RAHM-BO: Even more amazing than Arizona State junior Jon Rahm being in the hunt at the Phoenix Open is doing it while being under the weather.
He has been dealing with a stomach virus the last few days, and it didn't help to wake up at 5:30 a.m. to finish his first round on Friday.
"It was hurting all the time," Rahm said. "I felt like I was going to vomit all the time. And when I got here, I got a headache, my body started feeling bad, and I finished those two holes. Then I went to the doctor. They gave me something for my stomach to calm me down and something for the headache. I played through the round."
Adrenaline took over from there, so he feels fine on the golf course. It's when he finishes that he starts to ache.
"I'm just trying to drink a lot of liquids and get the virus out of me," he said.
WELCOME BACK, ZACH: Zach Johnson isn't sure why he had not played the Phoenix Open in five years, but he has no regrets.

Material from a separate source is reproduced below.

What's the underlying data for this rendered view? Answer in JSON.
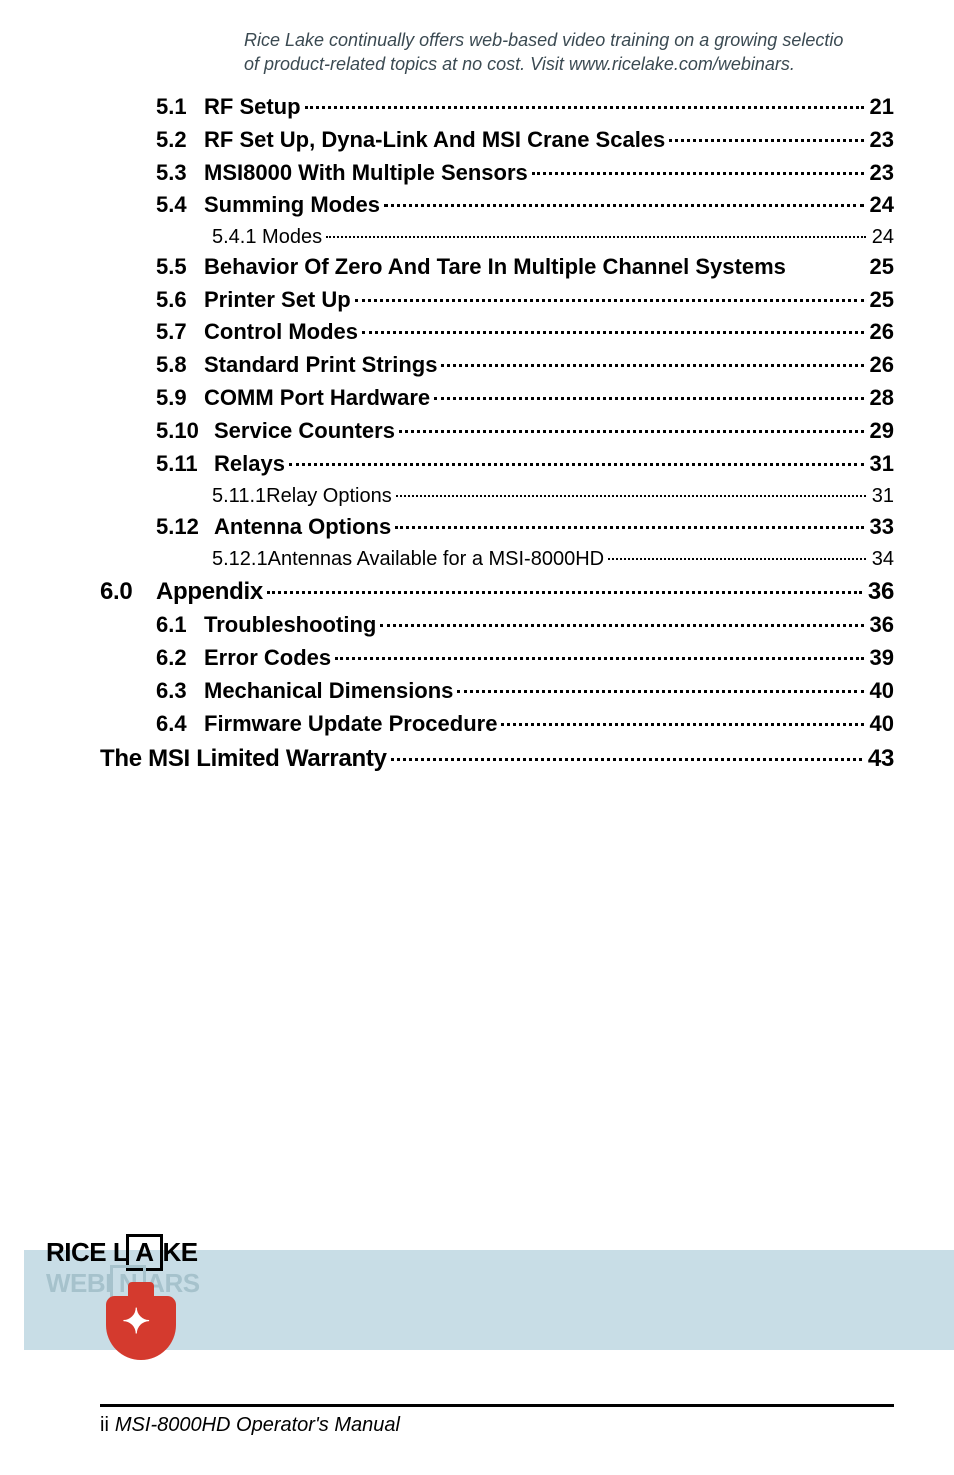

Johnson shot a 67 on Saturday and was tied for second, three shots behind Martin Laird.
"It's one of those situations I didn't know if it would be good for me," he said of the TPC Scottsdale. "I think it's a good golf course for me. Obviously, three days in it's pretty clear that it's not a bad course for me."
SUPER TEE TIME: Keegan Bradley, so uptight about his beloved New England Patriots that he wears receivers' gloves when he watches on TV, already has his tickets for the Super Bowl in nearby Glendale between the Patriots and the Seattle Seahawks.
And now he won't have to worry about rushing to get there.
Bradley shot an even-par 71 on Saturday and was at 4-under 209. That puts him in the middle of the pack, and with the final round going off both tees, it was an ideal position for a guy who wants to watch some football on Sunday.
He is in the second group off at 9:15 a.m. The game starts at 4:30 p.m. local time.
DIVOTS: Kevin Chappell, who lives in Scottsdale during the winter, had reason to think it might be a short week when he opened with a 75. Chappell bounced back with a pair of 65s and goes into the final round just five shots out of the lead. ... Justin Thomas has played all 15 rounds in 2015 at par or better. ... Rahm is the fifth Arizona State player to compete at the Phoenix Open while still on the golf team. The best finish of the other four was Phil Mickelson, who tied for 32nd in 1991.